Tal vez surgen de fantasías dormidas que nos llevan hacia otro lugar, transformando nuestro presente que se tornará de otro color. O quizás añoranzas que por un momento intentan ser reales.
Esto le ocurría a un viejo baqueano mientras encendía su cigarro, recostado en la proa de un humeante barco, mientras se preparaba para mirar los incesantes destellos que mostraba el sol de otro atardecer sobre las aguas del callado río. De pronto, sus pensamientos se sumergían en las rojizas aguas. Sin atreverse a mirar hacia la orilla pensando que podía volver a ver a esa mujer sentada sobre una piedra esperando que lo saludara. Incluso hasta el viento lo engañaba trayéndole el sonido de su pícara sonrisa y sus negros ojos que parecían estar enamorados.
Pero el orgullo de las aguas le prohibió a aquel hombre decir siquiera un adiós, ni la posibilidad de retornar en aquel puerto como esos tantos de donde partió.
Todas las tardes se recostaba por la barandilla como un ritual que le permitía pasar el tiempo.
Cuando la tarde llegaba a su ocaso, él miraba las luces que se encendían en las humildes casas que se encontraban en la orilla, en ocasiones, parecía verla de espaldas preparando algo en una cocina de tablas, incluso podía sentir el olor a leña y su crujir mientras se quemaba. Otras veces, el vuelo de esas aves que regresaban al nido lo interrumpía en sus pensamientos y cuando volvía la vista, aquella imagen se había ido. Entonces volvía a imaginar su cuerpo sobre aquella cama donde ella lo esperaría abrazada a su almohada, tal vez estaría con alguien que la sintiera su puerto seguro y que no tuviera que elegir; entre aquella mujer y las temerarias aguas.

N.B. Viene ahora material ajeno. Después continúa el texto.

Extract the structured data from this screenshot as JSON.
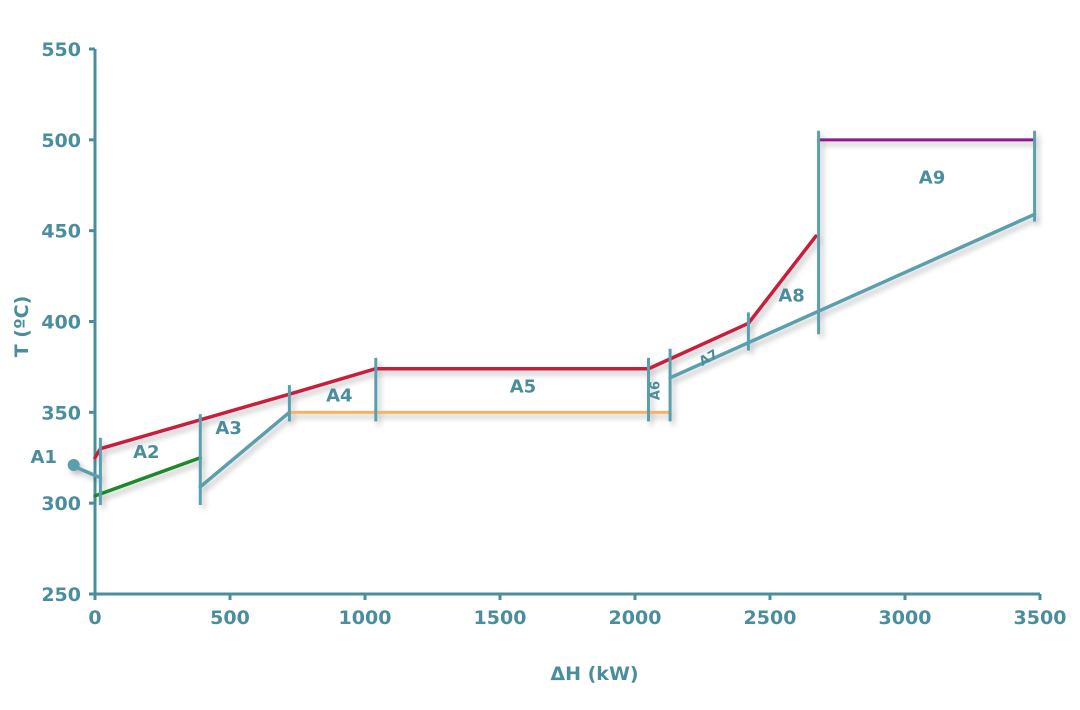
{
  "chart_data": {
    "type": "line",
    "title": "",
    "xlabel": "ΔH (kW)",
    "ylabel": "T (ºC)",
    "xlim": [
      0,
      3500
    ],
    "ylim": [
      250,
      550
    ],
    "xticks": [
      "0",
      "500",
      "1000",
      "1500",
      "2000",
      "2500",
      "3000",
      "3500"
    ],
    "yticks": [
      "250",
      "300",
      "350",
      "400",
      "450",
      "500",
      "550"
    ],
    "grid": false,
    "legend": "none",
    "colors": {
      "axis": "#4a8e9e",
      "cold_composite": "#5a9fb0",
      "hot_composite": "#cc1f3a",
      "segment_green": "#1f8a2a",
      "segment_orange": "#f5b463",
      "segment_purple": "#8a1f8a"
    },
    "series": [
      {
        "key": "hot",
        "points": [
          [
            0,
            325
          ],
          [
            20,
            330
          ],
          [
            720,
            360
          ],
          [
            1040,
            374
          ],
          [
            2050,
            374
          ],
          [
            2420,
            399
          ],
          [
            2670,
            447
          ]
        ]
      },
      {
        "key": "cold_a",
        "points": [
          [
            20,
            314
          ],
          [
            -90,
            321
          ]
        ]
      },
      {
        "key": "cold_b",
        "points": [
          [
            390,
            309
          ],
          [
            720,
            350
          ]
        ]
      },
      {
        "key": "cold_c",
        "points": [
          [
            2130,
            369
          ],
          [
            3480,
            459
          ]
        ]
      },
      {
        "key": "green",
        "points": [
          [
            0,
            304
          ],
          [
            390,
            325
          ]
        ]
      },
      {
        "key": "orange",
        "points": [
          [
            720,
            350
          ],
          [
            2130,
            350
          ]
        ]
      },
      {
        "key": "purple",
        "points": [
          [
            2680,
            500
          ],
          [
            3480,
            500
          ]
        ]
      }
    ],
    "dividers": [
      {
        "x": 20,
        "y1": 299,
        "y2": 336
      },
      {
        "x": 390,
        "y1": 299,
        "y2": 349
      },
      {
        "x": 720,
        "y1": 345,
        "y2": 365
      },
      {
        "x": 1040,
        "y1": 345,
        "y2": 380
      },
      {
        "x": 2050,
        "y1": 345,
        "y2": 380
      },
      {
        "x": 2130,
        "y1": 345,
        "y2": 385
      },
      {
        "x": 2420,
        "y1": 384,
        "y2": 405
      },
      {
        "x": 2680,
        "y1": 393,
        "y2": 505
      },
      {
        "x": 3480,
        "y1": 455,
        "y2": 505
      }
    ],
    "annotations": [
      {
        "text": "A1",
        "x": -190,
        "y": 322,
        "rotate": 0,
        "small": false
      },
      {
        "text": "A2",
        "x": 190,
        "y": 325,
        "rotate": 0,
        "small": false
      },
      {
        "text": "A3",
        "x": 495,
        "y": 338,
        "rotate": 0,
        "small": false
      },
      {
        "text": "A4",
        "x": 905,
        "y": 356,
        "rotate": 0,
        "small": false
      },
      {
        "text": "A5",
        "x": 1585,
        "y": 361,
        "rotate": 0,
        "small": false
      },
      {
        "text": "A6",
        "x": 2090,
        "y": 362,
        "rotate": -90,
        "small": true
      },
      {
        "text": "A7",
        "x": 2280,
        "y": 378,
        "rotate": -30,
        "small": true
      },
      {
        "text": "A8",
        "x": 2580,
        "y": 411,
        "rotate": 0,
        "small": false
      },
      {
        "text": "A9",
        "x": 3100,
        "y": 476,
        "rotate": 0,
        "small": false
      }
    ],
    "pointer": {
      "from": [
        20,
        314
      ],
      "to": [
        -90,
        321
      ]
    }
  }
}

Así era la rutina en aquel río cuando terminaba una intensa jornada, llevando pesadas cargas que eran valiosas para otras personas.
Mientras pensaba, tocaba sus ásperas manos donde estaba escrito todo el sacrificio que llevaba su vida mientras navegaba, rumbo a otro puerto en busca de fortuna o simplemente algún bodegón con una buena botella que compartiría con algún amor fugaz, que lo despediría por la mañana.
Aquel rincón era como un confesionario donde se enfrentaba con la distancia y con aquella ilusión que se quedó en tierra firme, llamándolo para echarle en cara todas esas noches de ausencias, pero que terminaban hundiéndose en aquellas aguas que se tornaban cada vez más oscuras.
Sus compañeros de abordo lo conocían y lo dejaban en ese momento a solas con sus recuerdos porque más tarde en la noche, él volvía a ser ese hombre alegre que les sacaba una sonrisa con sus historias y bromas que contaba alrededor de una sobremesa, mientras escuchaba las melodías de una guitarra que le sacaban un “sapucay” dentro del pecho como una rabia.
Finalmente, apagó su cigarro y se sorprendió al ver un cielo inmenso cargado de estrellas, junto a un cálido viento que lo despeinaba, se dio cuenta que aquel viejo barco y el ancho río era lo que más quería, quizás porque era lo único que conocía o sentía la libertad de que su alma nunca estaría amarrada al amor en ningún puerto.
Así pasaron los años y el hombre se enamoró de ese río, donde todas las tardes se recostaba para recordar aquello que nunca fue, pero siempre ha querido.